Whereas early-week volatility was based on concerns about the U.S. economy and the mostly psychological impact of the S&P downgrade, Wednesday’s drop is the result of the feared contagion effect of the European sovereign debt crisis. The crisis has moved from country to country – hitting the banking system in Italy, Greece and Spain. It’s also spilling over into the relatively more stable French and German systems given fears about exposure to shaky European debt. Today it was France’s turn in the chute.
France was singled out given talk that it could potentially be the next in line (following the U.S.) for a downgrade of its AAA credit rating, and because of swirling rumors about individual banks and their solvency. The market zeroed in on the fact that France has a strong trade relationship with Italy, and French banks own a good amount of Italian debt. France’s stock market absorbed the impact of these concerns, causing it to close down five percent.
The market’s focus on France is indicative of the fact that investors are beginning to pile pressure on Europe. In investors’ eyes, no market or country is completely safe, and they are making that view known. At some point this pressure, we believe, will create enough incentive for core Europe to address the fundamental solvency problem and stabilize the banking system by making the politically unpopular decision to “write a check” to aid peripheral Europe. Until that is done, capital flight, particularly to the U.S., will continue to be a big risk for core Europe.
WE EXPECT CORE EUROPE TO RESPOND, BUT IT MIGHT BE A PAINFUL PROCESS TO WATCH PLAY OUT
Despite the angst induced by the U.S. debt ceiling debate, a deal was reached. I have the same expectations for Europe, and I do believe that the resolution we’ve all been waiting for will come, as Europe has already done what’s necessary to avoid outright government defaults, albeit the bare minimum. This will continue to be a very painful process to watch play out. In the end, core Europe will “write the check,” holders of peripheral European sovereign bonds will likely have to take a haircut, and peripheral European countries will have to live within their means, but it’s good to see that some of these countries have already made pretty significant strides in enacting austerity measures.

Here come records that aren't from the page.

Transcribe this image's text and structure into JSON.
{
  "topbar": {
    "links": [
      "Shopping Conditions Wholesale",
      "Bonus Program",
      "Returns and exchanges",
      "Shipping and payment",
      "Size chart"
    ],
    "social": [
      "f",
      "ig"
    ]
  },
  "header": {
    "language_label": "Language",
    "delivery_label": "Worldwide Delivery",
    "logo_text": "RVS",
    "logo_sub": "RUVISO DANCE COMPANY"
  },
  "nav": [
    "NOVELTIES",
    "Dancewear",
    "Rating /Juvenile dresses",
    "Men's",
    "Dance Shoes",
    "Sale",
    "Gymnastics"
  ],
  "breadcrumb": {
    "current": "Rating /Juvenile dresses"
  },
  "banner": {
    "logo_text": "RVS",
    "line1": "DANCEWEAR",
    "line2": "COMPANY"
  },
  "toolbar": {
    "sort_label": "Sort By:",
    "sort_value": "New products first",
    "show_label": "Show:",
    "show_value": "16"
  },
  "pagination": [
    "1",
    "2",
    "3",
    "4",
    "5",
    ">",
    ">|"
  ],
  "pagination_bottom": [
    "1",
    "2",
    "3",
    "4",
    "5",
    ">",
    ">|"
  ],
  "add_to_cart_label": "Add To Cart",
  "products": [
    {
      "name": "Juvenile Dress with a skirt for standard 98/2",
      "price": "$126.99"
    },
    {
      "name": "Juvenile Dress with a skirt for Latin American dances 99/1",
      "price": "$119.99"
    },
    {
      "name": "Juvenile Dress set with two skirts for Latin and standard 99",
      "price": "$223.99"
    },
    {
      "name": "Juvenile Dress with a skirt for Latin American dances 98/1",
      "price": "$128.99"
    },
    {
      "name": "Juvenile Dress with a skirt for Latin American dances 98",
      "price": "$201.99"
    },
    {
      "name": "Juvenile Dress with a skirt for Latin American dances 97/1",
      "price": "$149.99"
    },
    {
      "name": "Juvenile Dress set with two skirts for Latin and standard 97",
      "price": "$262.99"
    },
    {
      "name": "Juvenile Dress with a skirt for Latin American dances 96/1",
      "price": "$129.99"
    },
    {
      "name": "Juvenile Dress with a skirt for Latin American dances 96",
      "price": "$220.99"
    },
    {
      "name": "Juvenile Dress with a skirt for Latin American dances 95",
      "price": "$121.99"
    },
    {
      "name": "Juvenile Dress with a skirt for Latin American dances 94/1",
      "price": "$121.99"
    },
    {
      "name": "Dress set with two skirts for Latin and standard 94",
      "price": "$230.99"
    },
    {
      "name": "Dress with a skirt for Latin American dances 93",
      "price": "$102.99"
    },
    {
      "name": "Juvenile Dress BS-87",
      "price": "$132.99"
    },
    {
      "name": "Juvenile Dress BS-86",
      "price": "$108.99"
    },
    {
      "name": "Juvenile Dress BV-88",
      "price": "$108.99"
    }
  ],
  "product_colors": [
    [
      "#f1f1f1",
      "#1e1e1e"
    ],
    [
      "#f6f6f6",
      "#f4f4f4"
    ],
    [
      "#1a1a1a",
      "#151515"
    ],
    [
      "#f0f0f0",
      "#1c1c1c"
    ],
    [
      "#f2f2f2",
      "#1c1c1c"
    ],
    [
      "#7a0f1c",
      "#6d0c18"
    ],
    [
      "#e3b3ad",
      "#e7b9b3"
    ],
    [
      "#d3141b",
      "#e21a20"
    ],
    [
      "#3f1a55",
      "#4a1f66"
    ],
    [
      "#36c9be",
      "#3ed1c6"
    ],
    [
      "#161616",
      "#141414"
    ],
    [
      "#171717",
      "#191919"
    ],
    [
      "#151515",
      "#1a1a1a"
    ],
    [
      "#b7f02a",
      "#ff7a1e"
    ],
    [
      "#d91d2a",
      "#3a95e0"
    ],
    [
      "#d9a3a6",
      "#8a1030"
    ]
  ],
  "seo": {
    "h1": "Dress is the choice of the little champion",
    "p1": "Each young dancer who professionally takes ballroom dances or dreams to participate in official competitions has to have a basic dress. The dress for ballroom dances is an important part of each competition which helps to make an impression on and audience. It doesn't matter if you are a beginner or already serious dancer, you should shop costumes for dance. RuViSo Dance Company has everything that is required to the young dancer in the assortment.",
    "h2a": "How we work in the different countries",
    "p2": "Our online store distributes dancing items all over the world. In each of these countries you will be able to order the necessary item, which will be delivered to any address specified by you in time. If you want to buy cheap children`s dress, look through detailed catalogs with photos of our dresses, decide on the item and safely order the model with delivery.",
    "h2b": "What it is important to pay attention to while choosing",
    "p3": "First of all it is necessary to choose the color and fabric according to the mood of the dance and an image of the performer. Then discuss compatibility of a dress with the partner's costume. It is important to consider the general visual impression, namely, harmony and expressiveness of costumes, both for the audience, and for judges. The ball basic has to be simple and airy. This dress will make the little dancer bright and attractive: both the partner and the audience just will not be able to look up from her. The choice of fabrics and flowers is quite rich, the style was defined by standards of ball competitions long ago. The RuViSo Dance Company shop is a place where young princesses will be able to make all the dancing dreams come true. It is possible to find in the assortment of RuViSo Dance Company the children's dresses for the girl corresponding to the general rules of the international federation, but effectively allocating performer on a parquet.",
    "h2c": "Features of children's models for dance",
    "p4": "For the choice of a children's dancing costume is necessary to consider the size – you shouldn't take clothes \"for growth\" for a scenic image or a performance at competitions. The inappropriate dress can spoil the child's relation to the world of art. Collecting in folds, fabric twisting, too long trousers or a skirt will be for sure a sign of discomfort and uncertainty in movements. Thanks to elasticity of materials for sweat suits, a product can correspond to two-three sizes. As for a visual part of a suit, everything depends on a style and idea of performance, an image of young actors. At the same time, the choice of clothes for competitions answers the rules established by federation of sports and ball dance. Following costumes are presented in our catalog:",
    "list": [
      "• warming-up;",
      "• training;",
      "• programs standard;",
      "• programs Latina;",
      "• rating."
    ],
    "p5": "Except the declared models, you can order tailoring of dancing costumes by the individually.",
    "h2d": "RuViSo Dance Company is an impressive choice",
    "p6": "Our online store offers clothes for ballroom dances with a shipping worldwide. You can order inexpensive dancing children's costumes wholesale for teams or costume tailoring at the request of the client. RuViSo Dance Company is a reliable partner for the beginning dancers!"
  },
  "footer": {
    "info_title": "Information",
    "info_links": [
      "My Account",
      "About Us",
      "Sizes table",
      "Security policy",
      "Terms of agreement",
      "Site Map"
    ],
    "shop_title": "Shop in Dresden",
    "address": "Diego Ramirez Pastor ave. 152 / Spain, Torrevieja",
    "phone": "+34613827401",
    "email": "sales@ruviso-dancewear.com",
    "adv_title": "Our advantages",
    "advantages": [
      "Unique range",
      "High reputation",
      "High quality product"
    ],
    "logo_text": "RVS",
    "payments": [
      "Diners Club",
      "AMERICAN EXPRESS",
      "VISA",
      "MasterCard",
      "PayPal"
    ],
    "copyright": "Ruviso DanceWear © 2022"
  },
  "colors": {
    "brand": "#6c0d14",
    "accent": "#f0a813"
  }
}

As for the U.S. banking system, the market has been pummeling financials, but Russell’s view is that the banking system is not in the same precarious situation that it was in 2008. The system is now better capitalized, much less levered and more transparent. We can actually see this reflected in the way that the market is differentiating between bank stocks and pricing accordingly.
Right now, this issue is in the hands of European political leaders, but we believe that they will do what is necessary.
U.S. ECONOMY, WHILE FRAGILE, IS STANDING ON A NUMBER OF STRONG PILLARS
As for the U.S. economy, the recovery is at a fragile point, but the Federal Reserve has made a strong commitment to stimulating growth – and they will do more, if necessary. Stock fundamentals are strong, business spending is solid, commodity-based inflation has been reduced, the supply chain disruption in Japan is ending and consumers have more money in their pockets.
A bright spot worth calling attention to is the U.S. tech sector, which has held up reasonably well during the dramatic market sell-offs we’ve seen this week. Specifically, Apple Inc. has overtaken Exxon Mobil Corp. as the “world’s most valuable company,” passing Exxon for the first time in intraday trading on Aug. 9. This is one notable example of how many companies – particularly in the tech sector – are posting solid business results and holding strong balance sheets chock full of cash – definitely good news. We’ll take it.